Damn, that bud just smelt too good…

Officer Kimball searched the top-drawer a second time; sure that he’d put the bag of marijuana with the other evidence on top of his desk, right before Thompson passed by to offer up information on another case. The same Thompson he’d just spotted hurrying past the police station. Kimball ran the steps from his office and hit the street in less than twenty seconds flat. “Thompson!” he said. “What did you do with the weed?”

Thompson held out both hands. “I just couldn’t help myself. That bud smelled so good.”

“Uh huh, and you thought you’d help yourself to it?”

By Vincent Holland

Inspired by the case of David Allan Thompson – http://phillyburbs.com

A fool for a client

James Kurt scratched his head as he watched the jurors stand up and leave the courtroom after it took them less than two hours to find him guilty of carjacking and armed robbery. “I ain’t going to prison,” he said. “You trippin’, that’s all.”

Scott Strauss, the assistant State Attorney, closed his briefcase and looked up for a beat. “You still think you had a better chance of defending yourself than someone from the Public Defenders Office?”

James shrugged and shook his head saying, “Shit man, you just don’t understand the street talk… How we talk back in my neighbourhood.”

By Vincent Holland

Inspired by the case of Kurt James – http://local10.com

Alligator in my toolbox

“You better tell ‘im that you aint smoked no shit,” Jessie Stoner said, covering the marijuana on the console with his jacket.

“You think I’m worried? Dude, that aint nothin’ compared to the four-foot alligator I got stuffed in my toolbox,” Christopher Walling said.


Christopher adjusted his cap in his wing mirror, “I shot it out by Llano,” he said, watching the Deputy stroll up to the rear of his pickup, taking his time.

Jessie wiped a hand over his face. Thinking. Two days into his parole. “Shit,” he said, “and I bet you still got no licence?”

By Vincent Holland

Inspired by the case of Jessie Stoner and Christopher Walling – http://theledger.com

Shot to impress

Richmond Principe was beginning to realise that some things were better left undone, or not done at all. The bullet, a .22-calibre, had hit his chest at close range and exited through his back. “I don’t know the guy who shot me,” he said.

“That right… You think you could try to remember a few weeks back?”
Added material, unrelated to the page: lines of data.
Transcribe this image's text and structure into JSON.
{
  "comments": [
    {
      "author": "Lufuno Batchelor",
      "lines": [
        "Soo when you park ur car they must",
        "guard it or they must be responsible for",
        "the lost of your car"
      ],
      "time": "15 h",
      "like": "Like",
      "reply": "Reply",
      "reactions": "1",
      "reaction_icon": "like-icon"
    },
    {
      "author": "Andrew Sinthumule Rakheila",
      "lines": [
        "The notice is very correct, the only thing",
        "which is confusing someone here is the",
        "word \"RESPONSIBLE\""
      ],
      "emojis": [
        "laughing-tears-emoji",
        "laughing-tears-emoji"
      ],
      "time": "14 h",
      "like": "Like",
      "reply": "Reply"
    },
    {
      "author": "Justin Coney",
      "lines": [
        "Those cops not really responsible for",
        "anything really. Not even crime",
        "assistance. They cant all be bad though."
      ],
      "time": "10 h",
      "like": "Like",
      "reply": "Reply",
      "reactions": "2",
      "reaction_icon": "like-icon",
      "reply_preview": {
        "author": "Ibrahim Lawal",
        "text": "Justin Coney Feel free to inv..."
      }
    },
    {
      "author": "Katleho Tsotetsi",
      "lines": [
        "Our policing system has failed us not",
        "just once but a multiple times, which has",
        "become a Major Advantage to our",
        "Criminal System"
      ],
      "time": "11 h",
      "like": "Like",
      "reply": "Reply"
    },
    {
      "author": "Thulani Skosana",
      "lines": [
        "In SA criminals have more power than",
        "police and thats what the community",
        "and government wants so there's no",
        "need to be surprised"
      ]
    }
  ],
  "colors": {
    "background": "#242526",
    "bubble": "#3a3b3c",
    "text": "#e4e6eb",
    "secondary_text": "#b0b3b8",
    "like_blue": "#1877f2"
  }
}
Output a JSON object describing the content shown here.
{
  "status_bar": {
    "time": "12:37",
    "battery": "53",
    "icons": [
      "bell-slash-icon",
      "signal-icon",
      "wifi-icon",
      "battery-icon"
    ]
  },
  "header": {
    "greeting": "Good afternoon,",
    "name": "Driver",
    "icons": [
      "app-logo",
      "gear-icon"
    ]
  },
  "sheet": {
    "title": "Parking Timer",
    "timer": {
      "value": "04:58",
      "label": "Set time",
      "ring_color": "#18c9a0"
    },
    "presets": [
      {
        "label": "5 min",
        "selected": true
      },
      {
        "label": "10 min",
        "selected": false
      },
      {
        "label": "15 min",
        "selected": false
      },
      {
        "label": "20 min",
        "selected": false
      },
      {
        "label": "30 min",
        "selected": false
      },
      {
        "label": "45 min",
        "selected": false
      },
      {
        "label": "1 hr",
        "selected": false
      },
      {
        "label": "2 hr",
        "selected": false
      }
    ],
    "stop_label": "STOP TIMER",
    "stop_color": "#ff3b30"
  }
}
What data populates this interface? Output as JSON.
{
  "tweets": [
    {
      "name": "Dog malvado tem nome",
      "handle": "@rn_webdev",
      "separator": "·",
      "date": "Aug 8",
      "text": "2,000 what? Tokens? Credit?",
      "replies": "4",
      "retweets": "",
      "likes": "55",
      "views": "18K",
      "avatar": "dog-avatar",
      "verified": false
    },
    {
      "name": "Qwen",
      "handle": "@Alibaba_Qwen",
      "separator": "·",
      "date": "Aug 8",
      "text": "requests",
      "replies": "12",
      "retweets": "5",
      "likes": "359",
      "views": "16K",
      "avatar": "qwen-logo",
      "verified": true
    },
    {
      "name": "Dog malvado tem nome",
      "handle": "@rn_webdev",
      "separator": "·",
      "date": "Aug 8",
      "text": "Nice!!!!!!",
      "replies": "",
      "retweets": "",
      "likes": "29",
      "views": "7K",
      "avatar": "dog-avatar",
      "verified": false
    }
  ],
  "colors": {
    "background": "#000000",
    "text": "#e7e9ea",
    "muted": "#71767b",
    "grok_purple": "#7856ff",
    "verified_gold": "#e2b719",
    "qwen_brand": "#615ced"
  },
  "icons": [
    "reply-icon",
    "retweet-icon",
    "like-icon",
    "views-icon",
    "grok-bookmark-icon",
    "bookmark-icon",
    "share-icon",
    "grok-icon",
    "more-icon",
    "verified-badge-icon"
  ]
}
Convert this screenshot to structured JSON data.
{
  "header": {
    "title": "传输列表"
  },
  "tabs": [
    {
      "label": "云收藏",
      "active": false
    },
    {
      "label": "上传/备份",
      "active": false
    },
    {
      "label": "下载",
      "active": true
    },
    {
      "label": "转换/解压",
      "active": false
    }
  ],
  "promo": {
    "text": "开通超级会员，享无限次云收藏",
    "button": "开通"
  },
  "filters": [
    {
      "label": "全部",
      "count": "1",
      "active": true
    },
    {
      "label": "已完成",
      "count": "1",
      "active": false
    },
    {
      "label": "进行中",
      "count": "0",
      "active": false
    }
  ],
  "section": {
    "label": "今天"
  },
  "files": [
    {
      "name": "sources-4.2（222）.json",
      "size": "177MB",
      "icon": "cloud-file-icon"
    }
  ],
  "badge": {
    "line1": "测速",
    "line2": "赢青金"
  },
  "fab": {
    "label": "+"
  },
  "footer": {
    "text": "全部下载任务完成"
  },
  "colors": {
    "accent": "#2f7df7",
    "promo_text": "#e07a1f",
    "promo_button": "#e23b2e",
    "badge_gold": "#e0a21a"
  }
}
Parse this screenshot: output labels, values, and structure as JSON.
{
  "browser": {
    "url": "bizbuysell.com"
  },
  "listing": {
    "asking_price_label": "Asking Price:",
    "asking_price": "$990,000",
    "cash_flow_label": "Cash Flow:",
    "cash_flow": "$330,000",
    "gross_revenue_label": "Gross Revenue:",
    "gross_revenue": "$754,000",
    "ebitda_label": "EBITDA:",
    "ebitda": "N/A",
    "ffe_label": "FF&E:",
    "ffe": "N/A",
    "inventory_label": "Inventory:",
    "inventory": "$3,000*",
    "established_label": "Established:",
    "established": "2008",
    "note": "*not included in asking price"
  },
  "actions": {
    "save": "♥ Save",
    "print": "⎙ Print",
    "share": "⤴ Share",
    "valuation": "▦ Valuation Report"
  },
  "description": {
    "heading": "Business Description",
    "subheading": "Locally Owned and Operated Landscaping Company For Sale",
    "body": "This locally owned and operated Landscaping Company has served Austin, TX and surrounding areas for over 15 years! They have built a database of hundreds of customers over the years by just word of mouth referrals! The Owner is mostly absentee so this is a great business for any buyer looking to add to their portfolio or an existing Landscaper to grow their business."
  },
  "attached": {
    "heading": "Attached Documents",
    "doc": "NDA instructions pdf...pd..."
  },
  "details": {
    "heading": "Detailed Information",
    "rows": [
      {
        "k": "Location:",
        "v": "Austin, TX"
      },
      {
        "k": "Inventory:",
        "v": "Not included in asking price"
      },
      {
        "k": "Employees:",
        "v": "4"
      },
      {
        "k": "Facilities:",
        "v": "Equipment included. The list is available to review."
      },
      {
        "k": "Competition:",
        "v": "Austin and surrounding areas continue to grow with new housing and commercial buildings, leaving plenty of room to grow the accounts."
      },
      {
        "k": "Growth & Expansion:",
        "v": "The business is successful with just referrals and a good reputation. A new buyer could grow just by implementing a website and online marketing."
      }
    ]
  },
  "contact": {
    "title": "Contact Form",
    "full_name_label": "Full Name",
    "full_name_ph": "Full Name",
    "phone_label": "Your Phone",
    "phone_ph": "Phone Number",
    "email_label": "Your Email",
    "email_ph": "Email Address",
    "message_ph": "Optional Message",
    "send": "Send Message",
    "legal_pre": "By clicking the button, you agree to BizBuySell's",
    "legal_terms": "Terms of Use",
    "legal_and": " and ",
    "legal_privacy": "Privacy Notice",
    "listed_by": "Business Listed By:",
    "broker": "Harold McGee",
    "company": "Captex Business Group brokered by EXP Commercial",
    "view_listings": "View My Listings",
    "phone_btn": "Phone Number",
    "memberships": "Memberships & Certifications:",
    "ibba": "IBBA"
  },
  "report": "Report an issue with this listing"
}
Richmond gave the officer a look and shook his head as if he were thinking real hard.

“You tell your friend that he’d get a cut of the insurance money?”

Richmond rubbed the back of his neck saying, “It weren’t like that.”

By Vincent Holland

Inspired by the case of Richmond Principe – http://poststar.com

You just got robbed

“Dude, you gotta dig this shit. We can film the fuckers getting robbed,” Randall Smith said.

Artie Goodwine took the marijuana joint out from his mouth and blew a stream of smoke towards the ceiling. He said, “Yeah, we shoot it like it’s one of them fucked up reality TV shows.”

Randall smiled. “Call it ‘You just got robbed’ or something.”

“Yeah, I like that,” Artie said, watching the smoke drift upwards. “We can start making us some real money… Maybe even get invited onto the Oprah Winfrey show.”

“You think?”

Artie shrugged. Thinking. Liking the way it all sounded.

By Vincent Holland

Inspired by the case of Randall Smith and Artie Goodwine – http://seattlepi.com

Woman’s choke-hold on cop

“You say your husband tried to strangle you, Mrs. Ambroziak?”

Claudia Ambroziak looked at the officer with tired eyes.

Officer Garay said, “You think you could show me how your husband, Joe, tried to choke you?”

Claudia stood up without saying a word and placed a hand around the officer’s neck applying pressure with her thumb at the same moment the officer swiped her arm from under her and twisted it behind her back. He said, “Damn woman, I didn’t mean for you to strangle me… Now I’m gonna have to charge you with battery on a law enforcement officer.”

By Vincent Holland

Inspired by the case of Claudia Ambroziak – http://news-journalonline.com

I ain’t got no blow…

Herminio Hurtado-Resendiz told the officer straight, just like he’d told the woman at Rancho’s bar. “Man,” he said, “You ain’t listening to a word I been saying. I ain’t selling no blow… No crack cocaine, amphetamines, ketamine, heroin, marijuana, or methadone. Shit, I’ll even prove it to you.”

“That right, huh?” the officer said.

Herminio gave him that smile, the one that said fuck you. He dug deep into his pockets and turned them inside out. “Shit man,” he said. “That ain’t nothing… You dig?”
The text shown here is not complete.